This is how a collaborative person works: 17. form the habit of empowering the disempowered

(This post draws heavily upon the experiences of Paul Macalindin as described in his book Upbeat, which chronicles his inspiring work with the National Youth Orchestra of Iraq. To read more posts in this series go to the March to August 2017 Blog Archive on your right.)

The position of women in Iraq was disempowering and inferior. If the NYOI was to be not only successful as an orchestra but also influential in improving the position of women, it needed - each and everyday of its existence - to take specific and positive action to challenge and change unhelpful attitudes and behaviours: it needed to form the habit of empowering the disempowered. 

It did this by consistently doing some straightforward but extremely effective things. Here are four of them:

Challenging the status quo by creating everyday firsts and taking everyday risks    

'Adam, our percussion tutor, had decided with me to choose Boran as Iraq's first female timpanist.'

'Tuqa, the only member of the NYOI to where a hijab, won over our cello tutor, Dave Edmonds, to the extent that he put her on the lead cello seat, much to her male counterpart, Hassam's disapproval.'

The first quotation shows that the first-time events you create to challenge the status quo do not have to be earth shatteringly significant to be effective: even though an everyday routine decision, the significance of the choice of timpanist would have been clear to the rest of the NYOI's players and the audiences for which the orchestra performed.

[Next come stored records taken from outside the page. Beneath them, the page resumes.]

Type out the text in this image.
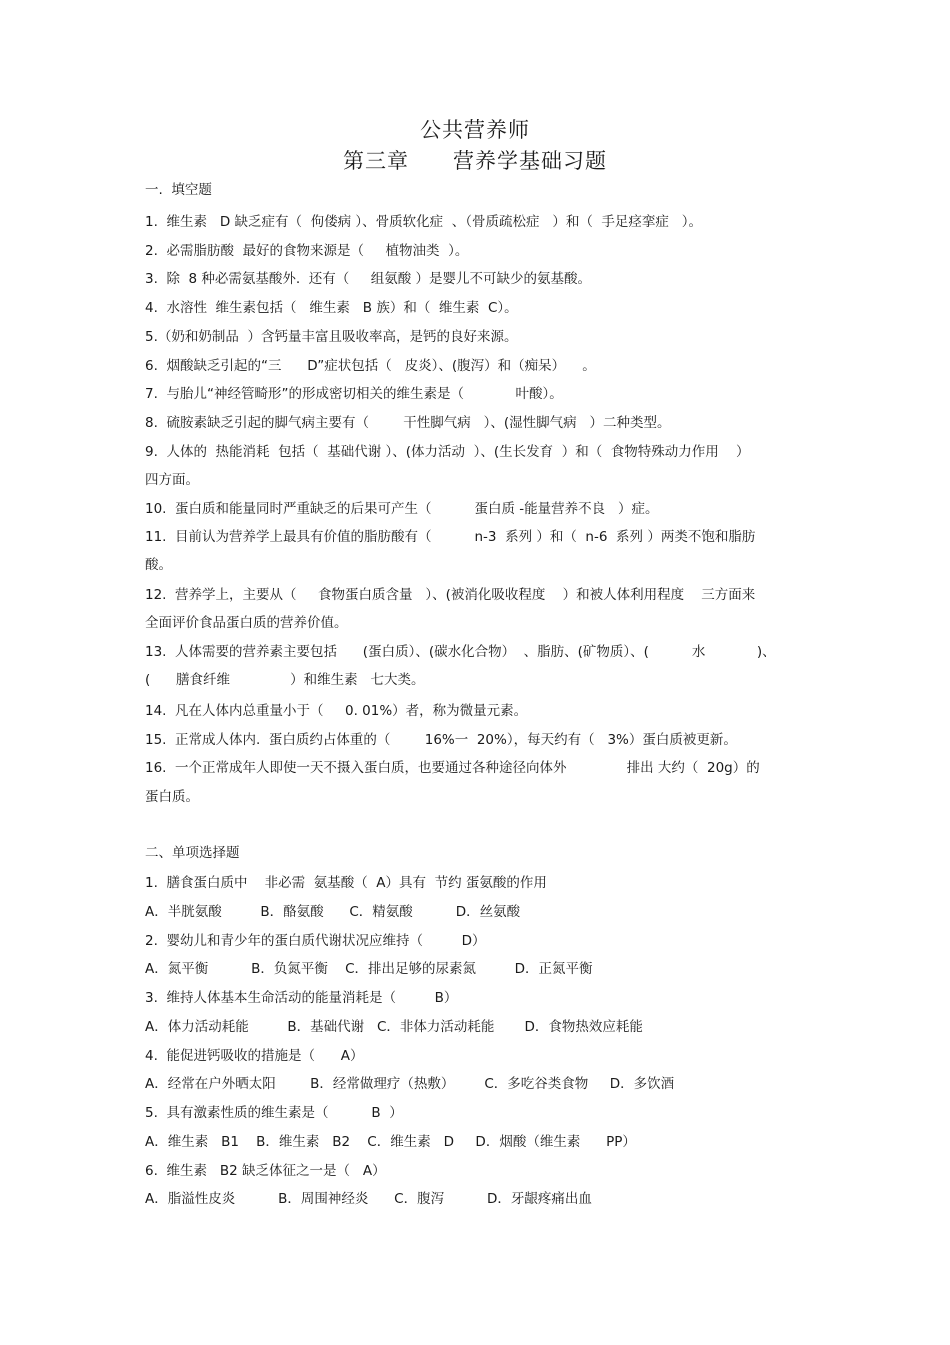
公共营养师
第三章　　营养学基础习题

一.  填空题

1.  维生素   D 缺乏症有（  佝偻病 ）、骨质软化症  、（骨质疏松症   ）和（  手足痉挛症   ）。

2.  必需脂肪酸  最好的食物来源是（     植物油类  ）。

3.  除  8 种必需氨基酸外.  还有（     组氨酸 ）是婴儿不可缺少的氨基酸。

4.  水溶性  维生素包括（   维生素   B 族）和（  维生素  C）。

5.（奶和奶制品  ）含钙量丰富且吸收率高，是钙的良好来源。

6.  烟酸缺乏引起的“三      D”症状包括（   皮炎）、(腹泻）和（痴呆）    。

7.  与胎儿“神经管畸形”的形成密切相关的维生素是（            叶酸）。

8.  硫胺素缺乏引起的脚气病主要有（        干性脚气病   ）、(湿性脚气病   ）二种类型。

9.  人体的  热能消耗  包括（  基础代谢 ）、(体力活动  ）、(生长发育  ）和（  食物特殊动力作用    ）

四方面。

10.  蛋白质和能量同时严重缺乏的后果可产生（          蛋白质 -能量营养不良   ）症。

11.  目前认为营养学上最具有价值的脂肪酸有（          n-3  系列 ）和（  n-6  系列 ）两类不饱和脂肪

酸。

12.  营养学上，主要从（     食物蛋白质含量   ）、(被消化吸收程度    ）和被人体利用程度    三方面来

全面评价食品蛋白质的营养价值。

13.  人体需要的营养素主要包括      (蛋白质）、(碳水化合物）  、脂肪、(矿物质）、(          水            )、

(      膳食纤维              ）和维生素   七大类。

14.  凡在人体内总重量小于（     0. 01%）者，称为微量元素。

15.  正常成人体内.  蛋白质约占体重的（        16%一  20%），每天约有（   3%）蛋白质被更新。

16.  一个正常成年人即使一天不摄入蛋白质，也要通过各种途径向体外              排出 大约（  20g）的

蛋白质。

二、单项选择题

1.  膳食蛋白质中    非必需  氨基酸（  A）具有  节约 蛋氨酸的作用

A．半胱氨酸         B．酪氨酸      C．精氨酸          D．丝氨酸

2.  婴幼儿和青少年的蛋白质代谢状况应维持（         D）

A．氮平衡          B．负氮平衡    C．排出足够的尿素氮         D．正氮平衡

3.  维持人体基本生命活动的能量消耗是（         B）

A．体力活动耗能         B．基础代谢   C．非体力活动耗能       D．食物热效应耗能

4.  能促进钙吸收的措施是（      A）

A．经常在户外晒太阳        B．经常做理疗（热敷）       C．多吃谷类食物     D．多饮酒

5.  具有激素性质的维生素是（          B  ）

A．维生素   B1    B．维生素   B2    C．维生素   D     D．烟酸（维生素      PP）

6.  维生素   B2 缺乏体征之一是（   A）

A．脂溢性皮炎          B．周围神经炎      C．腹泻          D．牙龈疼痛出血
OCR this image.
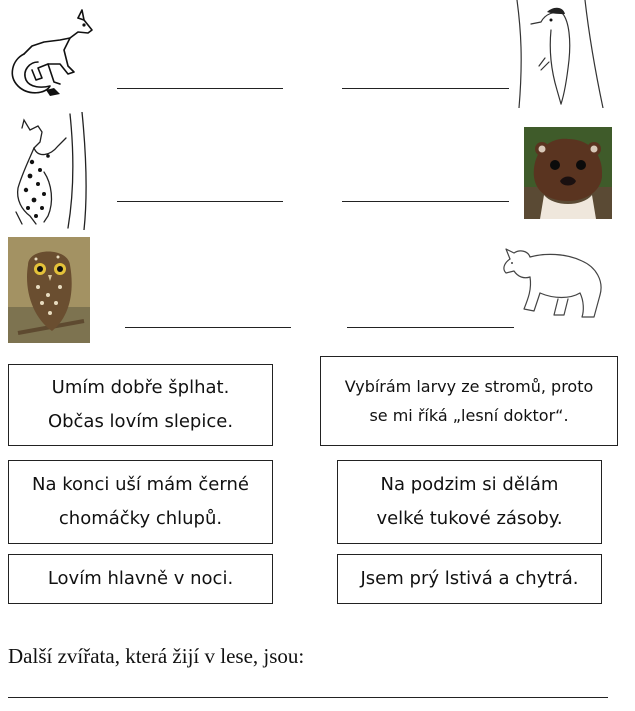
Umím dobře šplhat.
Občas lovím slepice.
Vybírám larvy ze stromů, proto
se mi říká „lesní doktor“.
Na konci uší mám černé
chomáčky chlupů.
Na podzim si dělám
velké tukové zásoby.
Lovím hlavně v noci.	Jsem prý lstivá a chytrá.
Další zvířata, která žijí v lese, jsou:
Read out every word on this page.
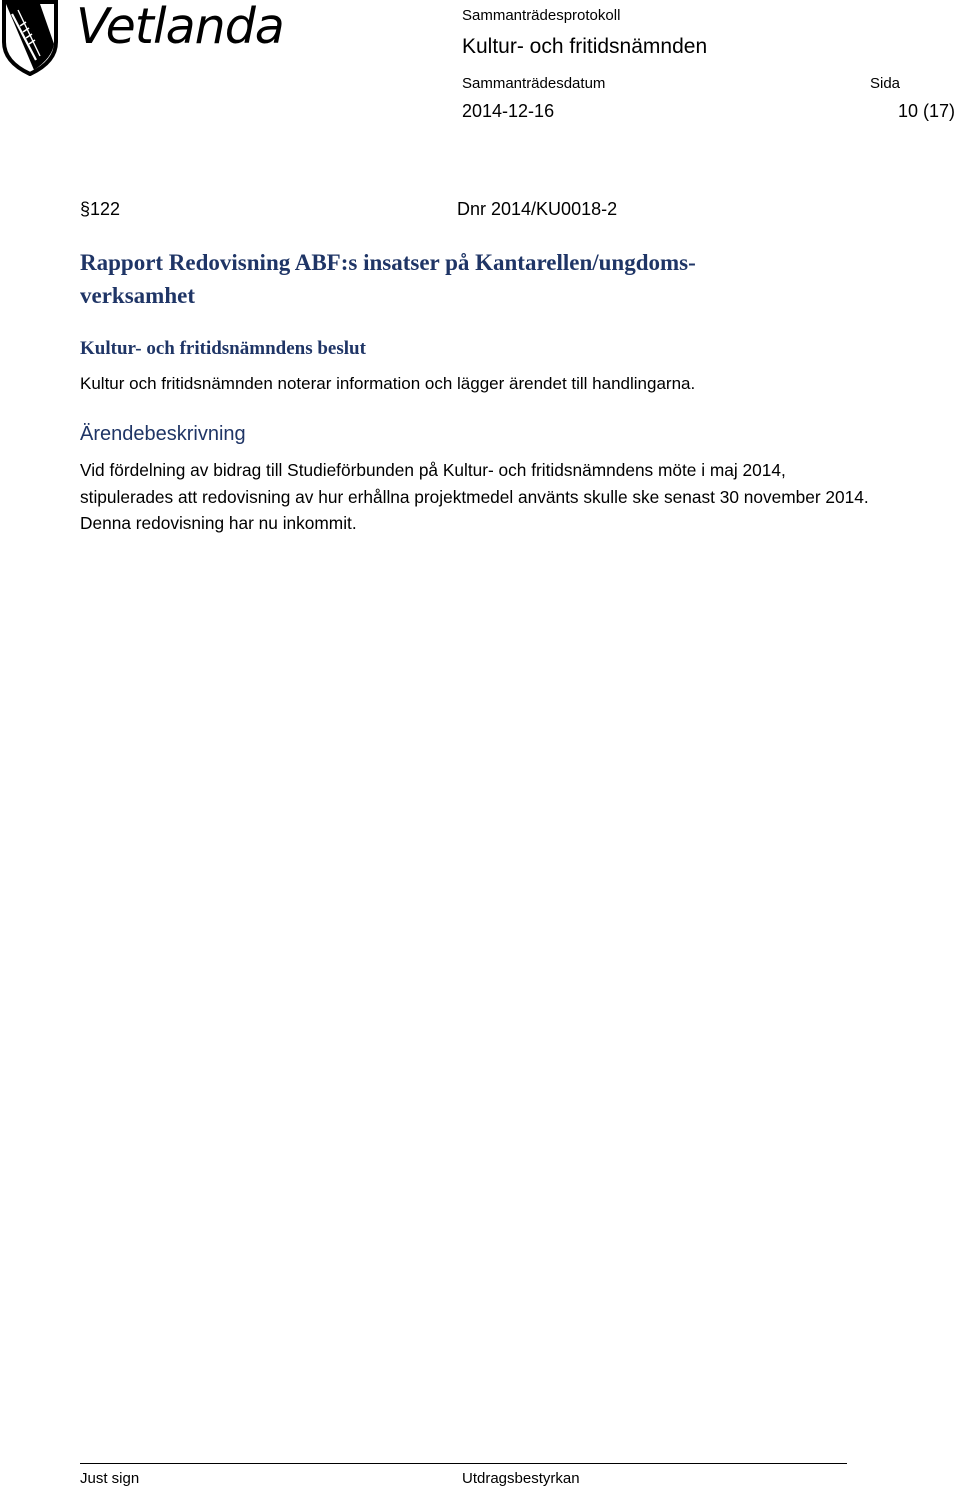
Vetlanda	Sammanträdesprotokoll
Kultur- och fritidsnämnden
Sammanträdesdatum	Sida
2014-12-16	10 (17)
§122	Dnr 2014/KU0018-2
Rapport Redovisning ABF:s insatser på Kantarellen/ungdoms-
verksamhet
Kultur- och fritidsnämndens beslut
Kultur och fritidsnämnden noterar information och lägger ärendet till handlingarna.
Ärendebeskrivning
Vid fördelning av bidrag till Studieförbunden på Kultur- och fritidsnämndens möte i maj 2014, stipulerades att redovisning av hur erhållna projektmedel använts skulle ske senast 30 november 2014. Denna redovisning har nu inkommit.
Just sign	Utdragsbestyrkan
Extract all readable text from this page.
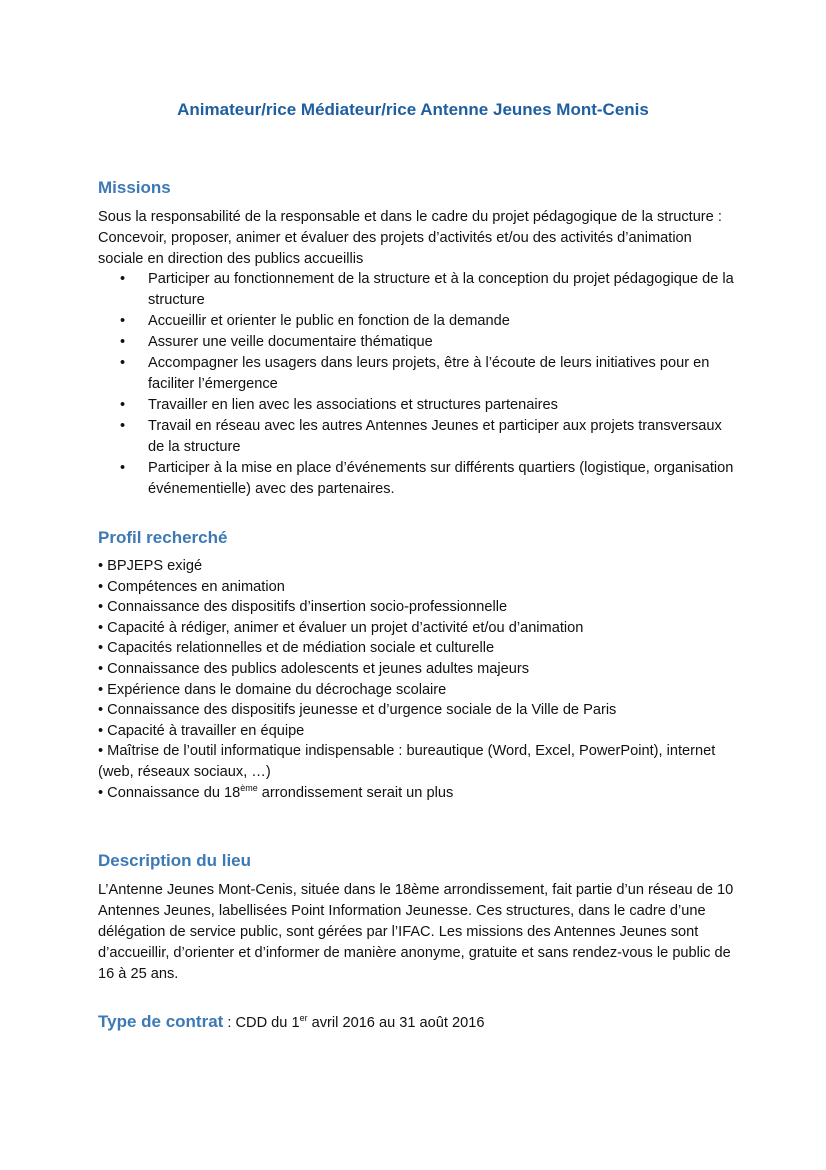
Animateur/rice Médiateur/rice Antenne Jeunes Mont-Cenis
Missions

Sous la responsabilité de la responsable et dans le cadre du projet pédagogique de la structure : Concevoir, proposer, animer et évaluer des projets d’activités et/ou des activités d’animation sociale en direction des publics accueillis

• Participer au fonctionnement de la structure et à la conception du projet pédagogique de la structure
• Accueillir et orienter le public en fonction de la demande
• Assurer une veille documentaire thématique
• Accompagner les usagers dans leurs projets, être à l’écoute de leurs initiatives pour en faciliter l’émergence
• Travailler en lien avec les associations et structures partenaires
• Travail en réseau avec les autres Antennes Jeunes et participer aux projets transversaux de la structure
• Participer à la mise en place d’événements sur différents quartiers (logistique, organisation événementielle) avec des partenaires.
Profil recherché
• BPJEPS exigé
• Compétences en animation
• Connaissance des dispositifs d’insertion socio-professionnelle
• Capacité à rédiger, animer et évaluer un projet d’activité et/ou d’animation
• Capacités relationnelles et de médiation sociale et culturelle
• Connaissance des publics adolescents et jeunes adultes majeurs
• Expérience dans le domaine du décrochage scolaire
• Connaissance des dispositifs jeunesse et d’urgence sociale de la Ville de Paris
• Capacité à travailler en équipe
• Maîtrise de l’outil informatique indispensable : bureautique (Word, Excel, PowerPoint), internet (web, réseaux sociaux, …)
• Connaissance du 18ème arrondissement serait un plus
Description du lieu

L’Antenne Jeunes Mont-Cenis, située dans le 18ème arrondissement, fait partie d’un réseau de 10 Antennes Jeunes, labellisées Point Information Jeunesse. Ces structures, dans le cadre d’une délégation de service public, sont gérées par l’IFAC. Les missions des Antennes Jeunes sont d’accueillir, d’orienter et d’informer de manière anonyme, gratuite et sans rendez-vous le public de 16 à 25 ans.

Type de contrat : CDD du 1er avril 2016 au 31 août 2016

The second quotation is an example of being willing to risk disapproval by making routine decisions which challenge cultural expectations. Tuqa's male cello-playing colleague may have had his metaphorical nose put out of joint but, given the immediacy of the personal impact of the decision, the experience would have forced him to come to terms with the situation and (hopefully) begin to question his assumptions about the place and abilities of women.           

Getting in early

'The auditorium filled to the brim with young girls in white headscarves, looking utterly adorable.

Uninhibited, they joined in Jonny's clapping and Dougie's singing games, their teachers watching on apprehensively from the back row. But when Dobbs came on and started his fairy story in Kurdish while plucking away at his base, even the teachers became enraptured. Music making in Iraq is basically a man's pursuit, girls are discouraged, and we so loved reaching out to these young souls.'

The above describes a concert given by the NYOI's tutors and players to an audience of young school girls. Gifting these young girls early memories of participating in musical activities (and demonstrating the positive effects of this activity to their teachers) planted the seed of an idea: that music making in Iraqi was not only for men but also women. With luck and nurturing, as the girls grow this seed will hopefully blossom into an enthusiasm for music making among women which will become easier for the male dominated musical establishment to embrace rather than ignore.              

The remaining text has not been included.